The book’s four chapters trace the history of immigration and nationality legislation in the UK, laws which progressively worked to excise colonial subjects from political membership in the White island nation under construction. These chapters are structured around El-Enany’s core argument on colonial dispossession. El-Enany’s training in law comes through here in the thoroughgoing analysis of legislation, and yet the text is far from dry and monotonous. Throughout, the legal production of migrant categories is subject to incisive critique, the labels used to identify different ‘migrants’ are denaturalised, and the racist logics at the heart of these political processes are made plain.
The balance of thorough legal analysis with clear political argument is what lends the book its strength. It calls for a radical rethinking of immigration and nationality law, based on a historical reckoning with the legacies of colonialism (this chimes with Maya Goodfellow’s core argument in Hostile Environment). (B)ordering Britain resonates with other excellent and recent books on race, empire, borders and Britain: Radhika Mongia’s Indian Migration and Empire, which traces the colonial genealogy of the modern state; Bridget Anderson’s Us and Them? which interrogates the politics of immigration control in the UK; and Valluvan’s The Clamour of Nationalism, which delves deeper into the cultural and ideological contours of race and nation in contemporary Britain.

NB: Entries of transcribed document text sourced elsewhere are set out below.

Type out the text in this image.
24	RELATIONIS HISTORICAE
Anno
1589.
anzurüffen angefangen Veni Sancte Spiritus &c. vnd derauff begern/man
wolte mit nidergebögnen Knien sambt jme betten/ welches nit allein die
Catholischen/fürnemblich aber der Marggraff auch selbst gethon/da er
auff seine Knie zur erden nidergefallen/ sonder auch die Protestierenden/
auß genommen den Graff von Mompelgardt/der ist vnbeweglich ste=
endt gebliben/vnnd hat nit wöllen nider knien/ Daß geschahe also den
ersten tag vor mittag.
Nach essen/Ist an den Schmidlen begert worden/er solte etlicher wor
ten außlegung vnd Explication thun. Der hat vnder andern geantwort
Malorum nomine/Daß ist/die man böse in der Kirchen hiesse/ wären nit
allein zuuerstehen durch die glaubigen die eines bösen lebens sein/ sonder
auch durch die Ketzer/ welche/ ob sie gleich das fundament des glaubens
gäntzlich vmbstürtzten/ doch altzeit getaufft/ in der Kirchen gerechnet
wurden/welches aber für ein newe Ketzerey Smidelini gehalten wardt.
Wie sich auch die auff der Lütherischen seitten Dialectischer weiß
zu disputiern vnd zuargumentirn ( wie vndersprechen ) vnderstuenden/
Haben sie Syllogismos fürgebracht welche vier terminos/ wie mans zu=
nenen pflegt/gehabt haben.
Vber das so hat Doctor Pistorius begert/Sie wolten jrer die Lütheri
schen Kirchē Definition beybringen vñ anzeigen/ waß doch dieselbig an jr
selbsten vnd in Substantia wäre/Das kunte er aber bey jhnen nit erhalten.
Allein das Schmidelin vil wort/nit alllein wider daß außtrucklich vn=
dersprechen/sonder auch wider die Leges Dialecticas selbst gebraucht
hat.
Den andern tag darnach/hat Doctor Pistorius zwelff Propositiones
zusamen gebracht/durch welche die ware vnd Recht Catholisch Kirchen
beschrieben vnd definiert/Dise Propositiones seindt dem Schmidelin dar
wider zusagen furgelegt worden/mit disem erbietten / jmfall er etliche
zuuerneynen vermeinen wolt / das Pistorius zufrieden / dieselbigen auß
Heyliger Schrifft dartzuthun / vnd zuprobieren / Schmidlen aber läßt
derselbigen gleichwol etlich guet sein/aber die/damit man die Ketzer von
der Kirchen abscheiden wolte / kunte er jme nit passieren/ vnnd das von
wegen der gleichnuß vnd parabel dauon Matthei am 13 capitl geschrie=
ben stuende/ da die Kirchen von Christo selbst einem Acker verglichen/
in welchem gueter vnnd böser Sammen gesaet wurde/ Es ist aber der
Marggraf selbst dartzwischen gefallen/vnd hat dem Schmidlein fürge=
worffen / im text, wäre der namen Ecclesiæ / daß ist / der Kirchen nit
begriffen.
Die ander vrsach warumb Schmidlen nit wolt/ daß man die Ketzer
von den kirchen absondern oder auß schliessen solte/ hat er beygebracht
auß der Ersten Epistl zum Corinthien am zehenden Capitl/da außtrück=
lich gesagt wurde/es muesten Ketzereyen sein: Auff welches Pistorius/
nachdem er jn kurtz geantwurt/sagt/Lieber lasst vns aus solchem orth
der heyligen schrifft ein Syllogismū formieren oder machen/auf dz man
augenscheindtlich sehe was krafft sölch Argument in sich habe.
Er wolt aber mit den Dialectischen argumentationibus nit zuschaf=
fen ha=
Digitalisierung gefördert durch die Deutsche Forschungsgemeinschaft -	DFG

Some might question El-Enany’s assertion that Britain remains a ‘colonial state’ governing a ‘contemporary colonial space’ – for example, Nandita Sharma argues in her new book Home Rule that it is precisely the postcolonial nature of the new world order that explains the proliferation of borders/walls and nativist claims, which are hardly restricted to the former metropole. Whether our present is best described as colonial or postcolonial, however, we should all heed El-Enany’s forceful reminder to think borders historically, and to reject the meek politics of recognition which takes migrant legal categories for granted. It is true that the postcolonial world order relies on governing through citizenship – rather than via formalised racial distinctions and colonial subjecthood – but it is precisely the liberal authority of claims to universal citizenship that obscures and legitimates the immobilisation of the global poor, and the perpetuation of colonial-global disparities.
As El-Enany remarks, a decade of austerity and widening inequality have ensured an even greater inequality in how Britain’s ‘colonial spoils’ are distributed. In times of deepening crisis and authoritarianism, the British state is offering nothing to its citizens except more police, border guards, and prisons. The spoils hardly spoil us, and perhaps this is part of what Achille Mbembe means by ‘the becoming black of the world’. In this light, the ‘common sense’ of the racially subjugated is particularly instructive. There is much we can learn from ordinary Jamaicans, who were vexed and insulted by the ‘offer’ of a prison from the former coloniser. El-Enany’s argument is clear and politically urgent: now more than ever we need to better understand our past, so that we can develop vital anti-racist strategies in the present, as part of the collective struggle for liveable futures tomorrow.